Warren Buffett’s biggest winner is The Coca-Cola Company (NYSE: KO), according to Berkshire Hathaway Inc. (NYSE:BRK.B)’s latest annual report. Buffett owns 400 million shares of KO and paid an average price of less than $3.25 a share. Today, that stake in KO is worth about $17 billion, which means Buffett has made more than 1,200% on his investment.
Buffett obviously made a great decision when he bought The Coca-Cola Company (NYSE: KO). But he still fought to get the best price possible on his buy. In at least one case, Buffett sold puts to help him get the share price he wanted.
In 1993, Buffett wanted to buy The Coca-Cola Company (NYSE: KO), but at a price that was about 10% below the market price. Rather than overpay, he sold put options at the price he wanted to pay and pocketed nearly $7.5 million in income while he waited for a price correction.
The good news is any investor can sell puts to bring in income after they find a stock they’d like to buy. To understand the idea, we can look at what Buffett did in a little more detail.
The Coca-Cola Company (NYSE: KO) was selling for about $39 a share in the spring of 1993, and Buffett wanted to buy about 5 million shares. Based on his analysis, he was only willing to pay $35 a share. Selling put options allowed him to do just that.
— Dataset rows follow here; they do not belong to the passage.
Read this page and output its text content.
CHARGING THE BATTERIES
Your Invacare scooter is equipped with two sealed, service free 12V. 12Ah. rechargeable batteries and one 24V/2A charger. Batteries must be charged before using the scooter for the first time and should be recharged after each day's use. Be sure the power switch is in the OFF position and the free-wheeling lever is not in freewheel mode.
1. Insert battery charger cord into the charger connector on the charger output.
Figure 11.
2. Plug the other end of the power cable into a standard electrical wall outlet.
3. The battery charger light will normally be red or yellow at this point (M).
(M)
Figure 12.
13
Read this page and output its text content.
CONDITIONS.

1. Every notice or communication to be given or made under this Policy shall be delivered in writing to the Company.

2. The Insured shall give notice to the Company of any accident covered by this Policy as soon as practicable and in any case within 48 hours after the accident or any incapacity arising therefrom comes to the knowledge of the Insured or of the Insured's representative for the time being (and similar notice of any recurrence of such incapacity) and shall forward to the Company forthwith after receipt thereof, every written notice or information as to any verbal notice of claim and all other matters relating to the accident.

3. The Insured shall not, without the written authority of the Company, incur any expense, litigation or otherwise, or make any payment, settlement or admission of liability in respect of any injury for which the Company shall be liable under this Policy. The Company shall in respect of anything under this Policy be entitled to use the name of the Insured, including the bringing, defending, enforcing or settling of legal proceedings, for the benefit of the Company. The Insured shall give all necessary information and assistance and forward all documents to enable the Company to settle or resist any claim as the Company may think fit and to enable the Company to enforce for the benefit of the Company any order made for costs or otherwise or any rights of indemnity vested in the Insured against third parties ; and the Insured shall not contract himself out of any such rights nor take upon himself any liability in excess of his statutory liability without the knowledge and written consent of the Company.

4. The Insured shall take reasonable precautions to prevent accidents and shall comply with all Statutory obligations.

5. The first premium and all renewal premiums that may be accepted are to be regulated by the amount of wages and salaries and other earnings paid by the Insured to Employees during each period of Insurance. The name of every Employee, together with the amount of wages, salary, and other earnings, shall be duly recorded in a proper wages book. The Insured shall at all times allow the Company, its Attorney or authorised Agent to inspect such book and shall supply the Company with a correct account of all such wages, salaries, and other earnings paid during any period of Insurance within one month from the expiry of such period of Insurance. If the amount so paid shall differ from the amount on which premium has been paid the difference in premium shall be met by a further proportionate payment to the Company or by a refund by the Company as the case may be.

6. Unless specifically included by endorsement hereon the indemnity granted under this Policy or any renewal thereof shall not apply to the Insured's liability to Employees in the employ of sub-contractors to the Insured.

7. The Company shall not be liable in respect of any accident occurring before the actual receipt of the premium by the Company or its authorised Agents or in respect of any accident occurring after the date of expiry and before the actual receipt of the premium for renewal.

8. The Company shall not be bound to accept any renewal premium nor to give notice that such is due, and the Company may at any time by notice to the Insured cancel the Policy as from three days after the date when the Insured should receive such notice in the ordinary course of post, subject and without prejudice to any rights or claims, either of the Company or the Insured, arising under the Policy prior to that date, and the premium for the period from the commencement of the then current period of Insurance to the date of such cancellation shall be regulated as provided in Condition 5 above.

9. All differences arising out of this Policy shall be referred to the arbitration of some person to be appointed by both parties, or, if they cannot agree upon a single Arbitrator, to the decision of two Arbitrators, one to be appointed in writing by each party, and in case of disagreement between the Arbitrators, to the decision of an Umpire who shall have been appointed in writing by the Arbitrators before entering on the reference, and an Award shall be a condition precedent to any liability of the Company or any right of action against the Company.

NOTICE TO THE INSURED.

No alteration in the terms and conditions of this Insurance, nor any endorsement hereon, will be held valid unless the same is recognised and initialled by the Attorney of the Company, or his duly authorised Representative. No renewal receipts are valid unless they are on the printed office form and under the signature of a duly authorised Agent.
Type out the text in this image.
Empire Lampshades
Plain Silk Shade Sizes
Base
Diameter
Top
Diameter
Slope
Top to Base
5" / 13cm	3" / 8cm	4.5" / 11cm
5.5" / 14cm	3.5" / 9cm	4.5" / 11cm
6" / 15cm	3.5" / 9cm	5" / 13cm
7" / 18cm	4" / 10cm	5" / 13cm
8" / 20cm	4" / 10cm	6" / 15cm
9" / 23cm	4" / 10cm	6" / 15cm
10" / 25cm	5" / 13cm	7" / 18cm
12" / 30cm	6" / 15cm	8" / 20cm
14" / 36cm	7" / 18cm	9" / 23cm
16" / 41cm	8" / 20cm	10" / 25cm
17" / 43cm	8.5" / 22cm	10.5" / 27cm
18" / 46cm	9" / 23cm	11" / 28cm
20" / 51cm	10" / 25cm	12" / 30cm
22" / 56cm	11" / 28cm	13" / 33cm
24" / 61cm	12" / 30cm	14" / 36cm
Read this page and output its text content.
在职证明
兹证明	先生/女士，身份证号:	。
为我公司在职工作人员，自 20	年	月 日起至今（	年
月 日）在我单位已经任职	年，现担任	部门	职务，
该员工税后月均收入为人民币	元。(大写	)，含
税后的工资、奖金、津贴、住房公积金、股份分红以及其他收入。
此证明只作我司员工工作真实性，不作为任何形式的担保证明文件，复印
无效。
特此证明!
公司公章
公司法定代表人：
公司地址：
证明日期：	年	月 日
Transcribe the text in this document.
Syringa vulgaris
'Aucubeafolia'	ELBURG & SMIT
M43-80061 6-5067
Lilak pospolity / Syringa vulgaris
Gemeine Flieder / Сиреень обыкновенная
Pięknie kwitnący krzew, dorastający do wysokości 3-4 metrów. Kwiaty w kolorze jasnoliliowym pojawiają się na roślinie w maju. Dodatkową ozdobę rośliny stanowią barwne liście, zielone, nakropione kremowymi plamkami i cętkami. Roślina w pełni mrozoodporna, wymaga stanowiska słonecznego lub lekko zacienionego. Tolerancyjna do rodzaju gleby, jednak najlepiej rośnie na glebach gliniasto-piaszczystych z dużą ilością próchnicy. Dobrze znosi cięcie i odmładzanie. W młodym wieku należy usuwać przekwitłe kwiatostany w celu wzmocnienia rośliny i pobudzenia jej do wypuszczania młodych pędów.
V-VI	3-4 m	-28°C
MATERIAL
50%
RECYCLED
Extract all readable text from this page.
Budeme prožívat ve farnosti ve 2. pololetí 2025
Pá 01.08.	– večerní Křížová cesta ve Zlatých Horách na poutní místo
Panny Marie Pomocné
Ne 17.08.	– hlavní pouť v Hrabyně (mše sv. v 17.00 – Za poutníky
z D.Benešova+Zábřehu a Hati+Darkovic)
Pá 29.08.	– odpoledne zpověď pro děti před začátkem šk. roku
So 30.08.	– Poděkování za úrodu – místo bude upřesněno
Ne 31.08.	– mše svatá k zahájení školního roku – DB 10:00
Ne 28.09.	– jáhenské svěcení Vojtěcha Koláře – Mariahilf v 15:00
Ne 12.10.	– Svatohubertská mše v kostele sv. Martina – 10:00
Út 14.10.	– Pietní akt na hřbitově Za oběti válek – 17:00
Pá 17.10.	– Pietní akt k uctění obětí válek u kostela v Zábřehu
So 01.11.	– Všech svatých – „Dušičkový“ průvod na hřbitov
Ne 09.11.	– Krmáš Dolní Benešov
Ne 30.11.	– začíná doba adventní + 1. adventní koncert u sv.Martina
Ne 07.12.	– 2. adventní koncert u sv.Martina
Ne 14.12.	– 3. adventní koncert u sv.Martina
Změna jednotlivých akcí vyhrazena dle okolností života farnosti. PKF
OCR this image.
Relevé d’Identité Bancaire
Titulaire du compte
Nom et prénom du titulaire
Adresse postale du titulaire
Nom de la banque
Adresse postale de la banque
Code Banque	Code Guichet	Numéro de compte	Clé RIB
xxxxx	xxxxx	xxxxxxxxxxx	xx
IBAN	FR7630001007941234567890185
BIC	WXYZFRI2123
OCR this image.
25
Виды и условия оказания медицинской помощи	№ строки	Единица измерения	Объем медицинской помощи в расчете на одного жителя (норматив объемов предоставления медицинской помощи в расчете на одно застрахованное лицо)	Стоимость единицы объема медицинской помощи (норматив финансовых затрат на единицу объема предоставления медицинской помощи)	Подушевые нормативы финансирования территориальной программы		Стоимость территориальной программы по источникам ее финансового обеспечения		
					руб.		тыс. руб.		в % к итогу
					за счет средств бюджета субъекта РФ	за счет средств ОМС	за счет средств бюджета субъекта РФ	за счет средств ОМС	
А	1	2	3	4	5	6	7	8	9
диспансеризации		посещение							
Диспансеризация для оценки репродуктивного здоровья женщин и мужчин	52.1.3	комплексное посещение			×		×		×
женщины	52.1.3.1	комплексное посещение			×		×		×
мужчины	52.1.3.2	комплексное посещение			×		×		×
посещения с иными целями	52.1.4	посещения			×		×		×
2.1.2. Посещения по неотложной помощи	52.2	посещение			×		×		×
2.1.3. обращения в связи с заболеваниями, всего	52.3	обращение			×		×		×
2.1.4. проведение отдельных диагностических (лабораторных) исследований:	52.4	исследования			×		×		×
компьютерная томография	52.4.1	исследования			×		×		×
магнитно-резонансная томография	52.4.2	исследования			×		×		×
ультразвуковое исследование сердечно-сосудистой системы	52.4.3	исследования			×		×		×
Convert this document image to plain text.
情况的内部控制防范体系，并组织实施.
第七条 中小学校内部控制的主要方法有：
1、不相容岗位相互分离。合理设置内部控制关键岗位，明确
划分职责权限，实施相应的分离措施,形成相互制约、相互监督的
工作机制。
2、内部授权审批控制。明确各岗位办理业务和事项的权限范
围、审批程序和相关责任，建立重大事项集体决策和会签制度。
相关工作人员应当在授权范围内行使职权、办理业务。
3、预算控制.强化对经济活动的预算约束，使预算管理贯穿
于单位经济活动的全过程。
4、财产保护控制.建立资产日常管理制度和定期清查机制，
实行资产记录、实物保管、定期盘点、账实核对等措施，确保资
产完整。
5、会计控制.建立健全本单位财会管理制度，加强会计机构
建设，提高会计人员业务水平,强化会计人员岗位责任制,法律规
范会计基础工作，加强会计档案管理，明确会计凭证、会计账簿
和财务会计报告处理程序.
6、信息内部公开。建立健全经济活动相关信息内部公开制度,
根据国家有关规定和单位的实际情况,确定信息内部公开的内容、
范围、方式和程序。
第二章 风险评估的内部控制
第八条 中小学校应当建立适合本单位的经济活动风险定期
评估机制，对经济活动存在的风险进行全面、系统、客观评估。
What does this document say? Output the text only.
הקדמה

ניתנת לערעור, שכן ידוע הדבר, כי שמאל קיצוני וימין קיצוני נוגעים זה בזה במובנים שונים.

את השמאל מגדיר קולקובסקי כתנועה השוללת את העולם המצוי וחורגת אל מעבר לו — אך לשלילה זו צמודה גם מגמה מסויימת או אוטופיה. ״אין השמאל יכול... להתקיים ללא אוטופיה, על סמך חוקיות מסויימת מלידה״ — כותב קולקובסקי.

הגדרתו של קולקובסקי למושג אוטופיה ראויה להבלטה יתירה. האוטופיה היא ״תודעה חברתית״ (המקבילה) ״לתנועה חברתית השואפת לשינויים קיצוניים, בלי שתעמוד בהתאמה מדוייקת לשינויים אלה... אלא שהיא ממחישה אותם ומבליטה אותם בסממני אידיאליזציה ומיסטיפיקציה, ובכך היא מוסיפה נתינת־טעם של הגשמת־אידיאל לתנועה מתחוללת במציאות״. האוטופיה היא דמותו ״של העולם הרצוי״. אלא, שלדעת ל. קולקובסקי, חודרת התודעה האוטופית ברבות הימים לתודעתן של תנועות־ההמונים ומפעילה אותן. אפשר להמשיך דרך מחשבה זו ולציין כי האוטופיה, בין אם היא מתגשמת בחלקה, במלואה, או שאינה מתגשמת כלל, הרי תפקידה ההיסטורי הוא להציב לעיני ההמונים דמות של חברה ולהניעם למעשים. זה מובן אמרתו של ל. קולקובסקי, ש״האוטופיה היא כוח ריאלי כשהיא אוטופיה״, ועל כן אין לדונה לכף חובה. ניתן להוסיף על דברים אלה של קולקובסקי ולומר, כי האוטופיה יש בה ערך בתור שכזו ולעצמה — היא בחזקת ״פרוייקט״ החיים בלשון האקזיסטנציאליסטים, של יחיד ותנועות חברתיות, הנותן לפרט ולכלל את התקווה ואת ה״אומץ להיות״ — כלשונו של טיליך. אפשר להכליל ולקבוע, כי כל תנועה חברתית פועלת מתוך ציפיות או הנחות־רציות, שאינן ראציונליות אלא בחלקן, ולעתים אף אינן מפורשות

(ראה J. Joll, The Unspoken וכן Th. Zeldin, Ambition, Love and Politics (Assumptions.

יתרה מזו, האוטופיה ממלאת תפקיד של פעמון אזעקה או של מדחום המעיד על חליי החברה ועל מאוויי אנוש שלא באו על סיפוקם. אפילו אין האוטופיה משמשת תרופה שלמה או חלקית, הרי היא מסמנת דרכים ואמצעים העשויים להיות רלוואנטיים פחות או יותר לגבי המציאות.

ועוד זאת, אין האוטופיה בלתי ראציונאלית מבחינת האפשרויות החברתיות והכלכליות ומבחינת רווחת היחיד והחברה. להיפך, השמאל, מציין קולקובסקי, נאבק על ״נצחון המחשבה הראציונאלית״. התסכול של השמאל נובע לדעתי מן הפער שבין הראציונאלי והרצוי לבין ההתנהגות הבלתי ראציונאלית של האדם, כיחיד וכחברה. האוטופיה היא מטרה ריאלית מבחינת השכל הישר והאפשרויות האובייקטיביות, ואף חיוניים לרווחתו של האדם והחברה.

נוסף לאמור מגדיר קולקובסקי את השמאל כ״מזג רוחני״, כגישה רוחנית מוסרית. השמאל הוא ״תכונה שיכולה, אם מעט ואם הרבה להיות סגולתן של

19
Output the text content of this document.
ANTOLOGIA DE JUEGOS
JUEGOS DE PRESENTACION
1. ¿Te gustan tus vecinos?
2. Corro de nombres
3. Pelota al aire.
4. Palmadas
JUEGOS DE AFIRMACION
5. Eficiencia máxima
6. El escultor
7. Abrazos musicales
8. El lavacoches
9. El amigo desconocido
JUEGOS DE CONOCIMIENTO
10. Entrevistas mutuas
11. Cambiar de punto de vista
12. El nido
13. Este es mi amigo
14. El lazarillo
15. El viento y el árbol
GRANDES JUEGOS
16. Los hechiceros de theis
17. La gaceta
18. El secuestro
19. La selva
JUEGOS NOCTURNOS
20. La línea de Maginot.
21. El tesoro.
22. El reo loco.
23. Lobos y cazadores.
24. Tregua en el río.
He created an obligation to buy 5 million shares at $35 and he was paid $1.50 per share for promising to buy KO later at that price.
Put options give the buyer the right to sell 100 shares of stock at a predetermined price, known as an exercise price or strike price, anytime until the expiration date of the options contract. The investor selling the put promises to buy the shares if the buyer of the put exercises their right to sell the stock. Put options are only exercised when the stock price is in the money, i.e., below the exercise price.
In exchange for their promise to buy the stock later, for more than the market price, put sellers receive a premium from the put buyer. For Buffett, this premium amounted to $1.50 a share for The Coca-Cola Company (NYSE: KO). If the option is not exercised, the seller keeps the premium and earns that amount as a profit on the trade. If the option is exercised, the premium reduces the cost basis. If Buffett was forced to buy KO at $35, his cost would actually be $33.50 a share when the premium is considered.
This strategy can be used with any stock that has options available, which generally includes all large-cap stocks, many mid-cap stocks and a number of ETFs.
How Traders Use It
Traders can use puts to enter long-term positions in stocks. The put premium allows them to generate income while they are waiting for a pullback in a stock they want to own. If the put is exercised, they will be buyers at a price they believe represents a fair value for the stock.